My family has always celebrated Christmas, despite the fact that my mom is Jewish. Mom loves the holidays, and when I was growing up, she decorated the house from floor to ceiling in red and green Santas, snowmen, and reindeer (with a blue and silver “Hanukkah corner” prominently displayed among the Christmas swag). My husband’s family, which is Hindu, celebrated Christmas in Fiji, but it wasn’t until they immigrated to the U.S. in the early 1980s that they embraced the fun and festivities of an American-style celebration. My mother-in-law decorated her first home in the U.S. beautifully with a towering tree, garlands on the staircase banister, and lovely glass figurines. These two women from such diverse backgrounds and upbringing enjoy the Christmas trees, twinkling lights, gift-giving, special meals and treats, and lots of time with family, and that has been what this season means most to me as well.
Over the years, B and I have established many of our own traditions as we have navigated the often delicate balance between honoring our families and making choices that are meaningful to us. This has not always been a smooth transition, and both families have had to adjust as we have figured out how to mix our families of origin with our chosen family by marriage. This is not necessarily unique to a mixed-race/ethnicity/religion/culture family. In fact, any married couple will probably agree that it can be tough to blend families, especially on holidays, if either side is unwilling to compromise or accept change. But I love the traditions that have carried over from our families and the ones we have started as a married couple. They are meaningful to me, and I hope they will become meaningful to my kids as well.
Here are a few things that are constants in my holiday season:
- My parents send me Hanukkah gelt (the real stuff). I am amused that they continue to do this since I am 35 and married with two kids, but I will gratefully accept and spend my gelt on something just for me. I’m also amused that my Protestant father is the one who writes the checks.
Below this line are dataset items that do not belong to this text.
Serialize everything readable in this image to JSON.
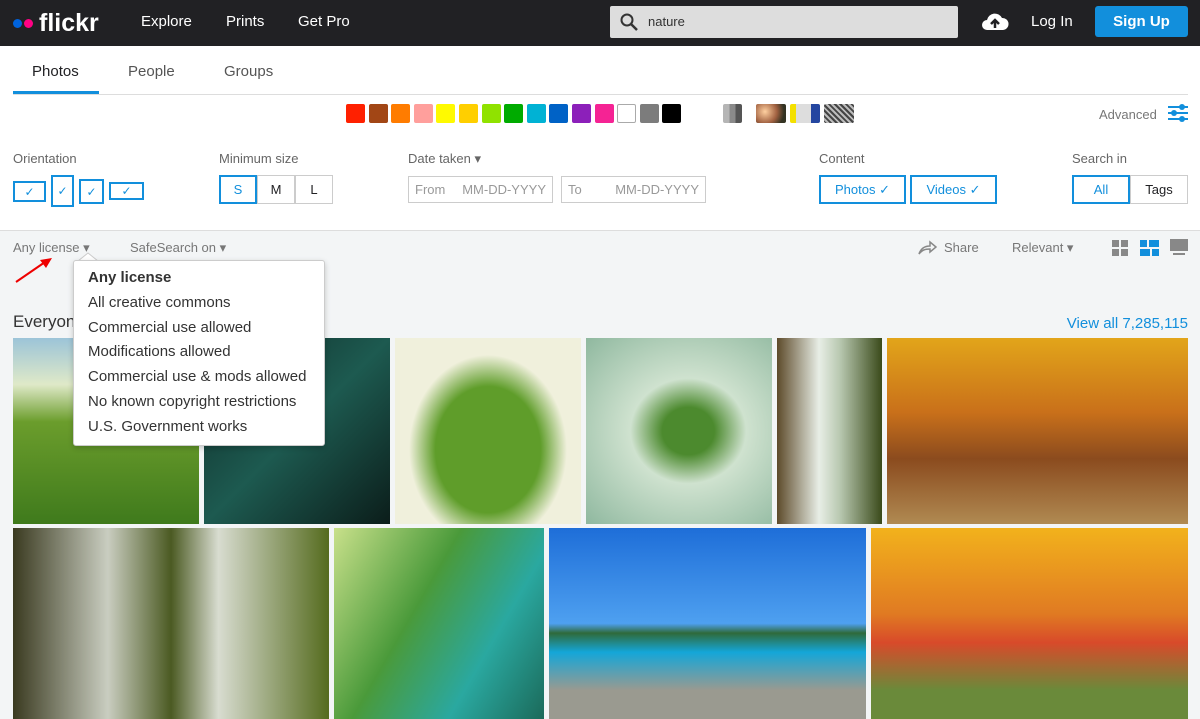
{
  "header": {
    "logo": "flickr",
    "nav": [
      "Explore",
      "Prints",
      "Get Pro"
    ],
    "search_value": "nature",
    "login": "Log In",
    "signup": "Sign Up"
  },
  "tabs": [
    {
      "label": "Photos",
      "active": true
    },
    {
      "label": "People"
    },
    {
      "label": "Groups"
    }
  ],
  "colors": [
    "#ff2000",
    "#a24615",
    "#ff7c00",
    "#ff9f9c",
    "#fffa00",
    "#ffcf00",
    "#90e200",
    "#00ab00",
    "#00b2d4",
    "#0062c6",
    "#8c20ba",
    "#f52394",
    "#ffffff",
    "#7c7c7c",
    "#000000"
  ],
  "advanced": "Advanced",
  "filters": {
    "orientation": {
      "label": "Orientation"
    },
    "size": {
      "label": "Minimum size",
      "options": [
        "S",
        "M",
        "L"
      ],
      "selected": "S"
    },
    "date": {
      "label": "Date taken",
      "from_label": "From",
      "to_label": "To",
      "placeholder": "MM-DD-YYYY"
    },
    "content": {
      "label": "Content",
      "options": [
        "Photos",
        "Videos"
      ]
    },
    "search_in": {
      "label": "Search in",
      "options": [
        "All",
        "Tags"
      ],
      "selected": "All"
    }
  },
  "toolbar": {
    "license": "Any license",
    "safesearch": "SafeSearch on",
    "share": "Share",
    "sort": "Relevant"
  },
  "license_menu": [
    "Any license",
    "All creative commons",
    "Commercial use allowed",
    "Modifications allowed",
    "Commercial use & mods allowed",
    "No known copyright restrictions",
    "U.S. Government works"
  ],
  "section_title": "Everyone's photos",
  "view_all": "View all 7,285,115",
  "accent": "#128fdc"
}
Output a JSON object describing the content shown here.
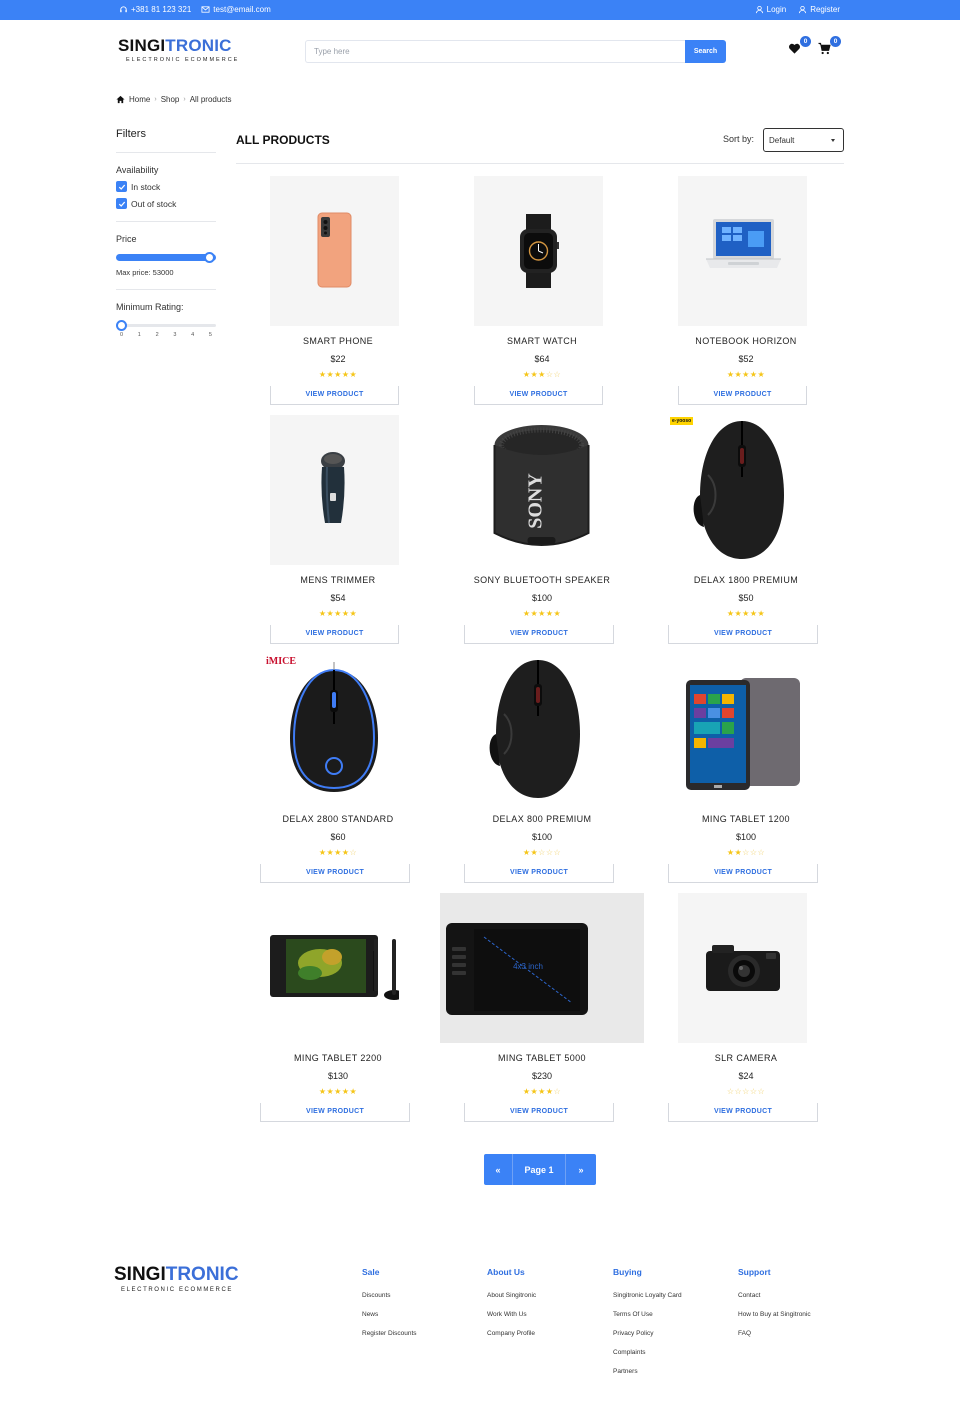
{
  "topbar": {
    "phone": "+381 81 123 321",
    "email": "test@email.com",
    "login": "Login",
    "register": "Register"
  },
  "header": {
    "logo_a": "SINGI",
    "logo_b": "TRONIC",
    "logo_tag": "ELECTRONIC ECOMMERCE",
    "search_placeholder": "Type here",
    "search_button": "Search",
    "wishlist_count": "0",
    "cart_count": "0"
  },
  "breadcrumb": {
    "home": "Home",
    "shop": "Shop",
    "current": "All products"
  },
  "filters": {
    "title": "Filters",
    "availability": "Availability",
    "in_stock": "In stock",
    "out_of_stock": "Out of stock",
    "price": "Price",
    "price_level": 1.0,
    "max_price": "Max price: 53000",
    "min_rating": "Minimum Rating:",
    "rating_value": 0,
    "rating_ticks": [
      "0",
      "1",
      "2",
      "3",
      "4",
      "5"
    ]
  },
  "main": {
    "title": "ALL PRODUCTS",
    "sort_label": "Sort by:",
    "sort_value": "Default",
    "view_label": "VIEW PRODUCT"
  },
  "products": [
    {
      "name": "SMART PHONE",
      "price": "$22",
      "rating": 5,
      "icon": "phone-image"
    },
    {
      "name": "SMART WATCH",
      "price": "$64",
      "rating": 3,
      "icon": "watch-image"
    },
    {
      "name": "NOTEBOOK HORIZON",
      "price": "$52",
      "rating": 5,
      "icon": "laptop-image"
    },
    {
      "name": "MENS TRIMMER",
      "price": "$54",
      "rating": 5,
      "icon": "trimmer-image"
    },
    {
      "name": "SONY BLUETOOTH SPEAKER",
      "price": "$100",
      "rating": 5,
      "icon": "speaker-image",
      "brand_text": "SONY"
    },
    {
      "name": "DELAX 1800 PREMIUM",
      "price": "$50",
      "rating": 5,
      "icon": "mouse-image",
      "corner_text": "e-yooso"
    },
    {
      "name": "DELAX 2800 STANDARD",
      "price": "$60",
      "rating": 4,
      "icon": "gaming-mouse-image",
      "corner_text": "iMICE"
    },
    {
      "name": "DELAX 800 PREMIUM",
      "price": "$100",
      "rating": 2,
      "icon": "mouse-image"
    },
    {
      "name": "MING TABLET 1200",
      "price": "$100",
      "rating": 2,
      "icon": "tablet-image"
    },
    {
      "name": "MING TABLET 2200",
      "price": "$130",
      "rating": 5,
      "icon": "pen-display-image"
    },
    {
      "name": "MING TABLET 5000",
      "price": "$230",
      "rating": 4,
      "icon": "drawing-tablet-image",
      "screen_text": "4x3 inch"
    },
    {
      "name": "SLR CAMERA",
      "price": "$24",
      "rating": 0,
      "icon": "camera-image"
    }
  ],
  "pagination": {
    "prev": "«",
    "page": "Page 1",
    "next": "»"
  },
  "footer": {
    "logo_a": "SINGI",
    "logo_b": "TRONIC",
    "logo_tag": "ELECTRONIC ECOMMERCE",
    "columns": [
      {
        "title": "Sale",
        "links": [
          "Discounts",
          "News",
          "Register Discounts"
        ]
      },
      {
        "title": "About Us",
        "links": [
          "About Singitronic",
          "Work With Us",
          "Company Profile"
        ]
      },
      {
        "title": "Buying",
        "links": [
          "Singitronic Loyalty Card",
          "Terms Of Use",
          "Privacy Policy",
          "Complaints",
          "Partners"
        ]
      },
      {
        "title": "Support",
        "links": [
          "Contact",
          "How to Buy at Singitronic",
          "FAQ"
        ]
      }
    ]
  },
  "colors": {
    "accent": "#3b82f6",
    "link": "#2f6fe0",
    "star": "#f5c518"
  }
}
- B and I take the kids out for a drive around the neighborhood (and maybe some other neighborhoods, too) to see the holiday lights and displays. If we happen to visit my parents in December, we also drive down Vine St., an historic street that runs parallel to the main street and has beautiful Victorian houses and an annual showcase filled with music, dancing, treats, and Scrooge shouting from his balcony. The lights on this street are amazing, and B and I enjoy this tradition as much as (if not more than) the kids.
- I give the kids matching pajamas to wear Christmas Eve. This year, they were so excited that they stripped down immediately and put on the new jams. I may be biased, but I think they’re too cute.
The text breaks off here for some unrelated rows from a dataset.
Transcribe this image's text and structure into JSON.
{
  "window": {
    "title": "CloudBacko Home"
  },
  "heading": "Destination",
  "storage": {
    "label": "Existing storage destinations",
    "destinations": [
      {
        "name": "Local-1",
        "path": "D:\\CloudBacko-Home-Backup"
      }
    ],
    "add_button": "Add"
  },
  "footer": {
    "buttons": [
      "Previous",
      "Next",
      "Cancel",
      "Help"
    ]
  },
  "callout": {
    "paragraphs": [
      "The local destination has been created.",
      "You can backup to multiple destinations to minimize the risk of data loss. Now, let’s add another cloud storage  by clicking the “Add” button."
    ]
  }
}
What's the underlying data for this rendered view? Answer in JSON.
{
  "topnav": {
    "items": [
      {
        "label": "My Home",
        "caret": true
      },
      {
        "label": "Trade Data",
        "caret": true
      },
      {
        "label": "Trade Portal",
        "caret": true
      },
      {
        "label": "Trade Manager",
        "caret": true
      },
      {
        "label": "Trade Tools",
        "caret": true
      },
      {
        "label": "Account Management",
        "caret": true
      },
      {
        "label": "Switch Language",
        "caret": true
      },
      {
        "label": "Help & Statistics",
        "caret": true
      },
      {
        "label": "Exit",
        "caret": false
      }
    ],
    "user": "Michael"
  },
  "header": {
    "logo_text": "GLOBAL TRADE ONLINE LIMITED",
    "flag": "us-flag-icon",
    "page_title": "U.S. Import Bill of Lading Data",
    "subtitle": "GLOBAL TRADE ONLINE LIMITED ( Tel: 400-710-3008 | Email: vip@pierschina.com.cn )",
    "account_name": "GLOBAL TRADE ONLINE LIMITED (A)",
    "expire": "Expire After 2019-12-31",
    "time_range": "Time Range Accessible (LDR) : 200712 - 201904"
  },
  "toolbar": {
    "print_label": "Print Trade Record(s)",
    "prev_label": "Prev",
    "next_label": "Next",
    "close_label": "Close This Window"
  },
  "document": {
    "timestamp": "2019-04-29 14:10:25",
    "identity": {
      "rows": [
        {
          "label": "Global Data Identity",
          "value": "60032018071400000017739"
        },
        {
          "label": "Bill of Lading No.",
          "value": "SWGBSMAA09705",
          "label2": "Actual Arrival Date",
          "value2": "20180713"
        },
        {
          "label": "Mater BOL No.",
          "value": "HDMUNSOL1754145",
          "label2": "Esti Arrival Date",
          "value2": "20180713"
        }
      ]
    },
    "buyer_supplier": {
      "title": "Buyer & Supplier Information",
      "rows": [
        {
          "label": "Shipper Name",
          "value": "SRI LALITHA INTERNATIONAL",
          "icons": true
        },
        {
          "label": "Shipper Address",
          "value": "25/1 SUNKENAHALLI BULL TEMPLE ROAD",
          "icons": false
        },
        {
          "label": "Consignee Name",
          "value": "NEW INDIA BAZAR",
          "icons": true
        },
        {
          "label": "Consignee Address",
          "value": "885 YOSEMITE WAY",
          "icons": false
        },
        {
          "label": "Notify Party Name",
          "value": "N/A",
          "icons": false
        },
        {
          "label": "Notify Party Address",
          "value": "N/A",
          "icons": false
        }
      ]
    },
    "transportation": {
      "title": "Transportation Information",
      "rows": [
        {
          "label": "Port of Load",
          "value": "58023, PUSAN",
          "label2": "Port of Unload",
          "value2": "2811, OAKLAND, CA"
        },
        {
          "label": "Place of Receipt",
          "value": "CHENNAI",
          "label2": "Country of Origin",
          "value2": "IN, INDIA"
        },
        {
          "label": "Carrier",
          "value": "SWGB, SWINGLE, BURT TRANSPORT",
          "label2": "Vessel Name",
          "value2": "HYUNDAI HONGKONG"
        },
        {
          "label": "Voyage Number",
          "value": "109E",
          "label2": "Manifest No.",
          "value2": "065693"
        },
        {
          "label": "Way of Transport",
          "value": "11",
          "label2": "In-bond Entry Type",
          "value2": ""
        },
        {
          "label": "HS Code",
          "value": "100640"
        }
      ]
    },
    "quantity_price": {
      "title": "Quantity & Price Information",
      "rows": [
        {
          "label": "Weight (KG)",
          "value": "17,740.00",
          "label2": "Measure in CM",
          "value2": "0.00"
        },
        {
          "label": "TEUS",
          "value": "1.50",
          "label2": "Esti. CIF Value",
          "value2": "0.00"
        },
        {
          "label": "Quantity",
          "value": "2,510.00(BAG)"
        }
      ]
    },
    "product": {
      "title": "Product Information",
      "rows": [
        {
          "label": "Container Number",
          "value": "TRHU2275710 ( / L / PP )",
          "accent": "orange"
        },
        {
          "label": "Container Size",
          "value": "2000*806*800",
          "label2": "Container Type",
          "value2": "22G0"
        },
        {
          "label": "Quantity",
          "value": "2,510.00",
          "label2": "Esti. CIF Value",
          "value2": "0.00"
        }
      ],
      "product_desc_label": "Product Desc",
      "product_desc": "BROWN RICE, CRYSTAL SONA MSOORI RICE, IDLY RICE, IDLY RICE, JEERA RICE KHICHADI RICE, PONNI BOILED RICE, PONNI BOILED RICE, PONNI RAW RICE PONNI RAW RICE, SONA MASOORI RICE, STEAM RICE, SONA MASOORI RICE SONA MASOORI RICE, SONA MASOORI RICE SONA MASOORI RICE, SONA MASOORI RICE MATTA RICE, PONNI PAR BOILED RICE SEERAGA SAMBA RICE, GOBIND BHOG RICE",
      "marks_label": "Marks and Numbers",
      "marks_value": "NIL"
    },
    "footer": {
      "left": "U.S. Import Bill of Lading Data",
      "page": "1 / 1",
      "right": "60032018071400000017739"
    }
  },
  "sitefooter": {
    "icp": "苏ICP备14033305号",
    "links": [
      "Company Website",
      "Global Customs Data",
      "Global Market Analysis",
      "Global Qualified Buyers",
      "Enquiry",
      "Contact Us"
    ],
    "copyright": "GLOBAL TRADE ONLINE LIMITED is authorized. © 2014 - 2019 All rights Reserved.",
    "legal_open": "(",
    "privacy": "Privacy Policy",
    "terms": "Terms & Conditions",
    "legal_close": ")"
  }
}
- H and I make some kind of cookie for Santa. This year it was gingerbread cookies, which we unfortunately forgot to leave for Santa. I’m hoping to include A in this tradition when she is a little older.
- We spend time with our families. Sometimes we are all together in a combined celebration (usually on Christmas morning), sometimes we have separate time with each set of parents/siblings. But we always spend time with loved ones, sharing a meal and some treats, and enjoying a day off from “real life.” It is this time together that really makes the holidays mean something other than commercialism and indulgence.
I hope you had a lovely holiday season, celebrating with your loved ones in whatever manner is most meaningful to you and either continuing or establishing traditions that will bind you together and give you lasting memories. I know I did.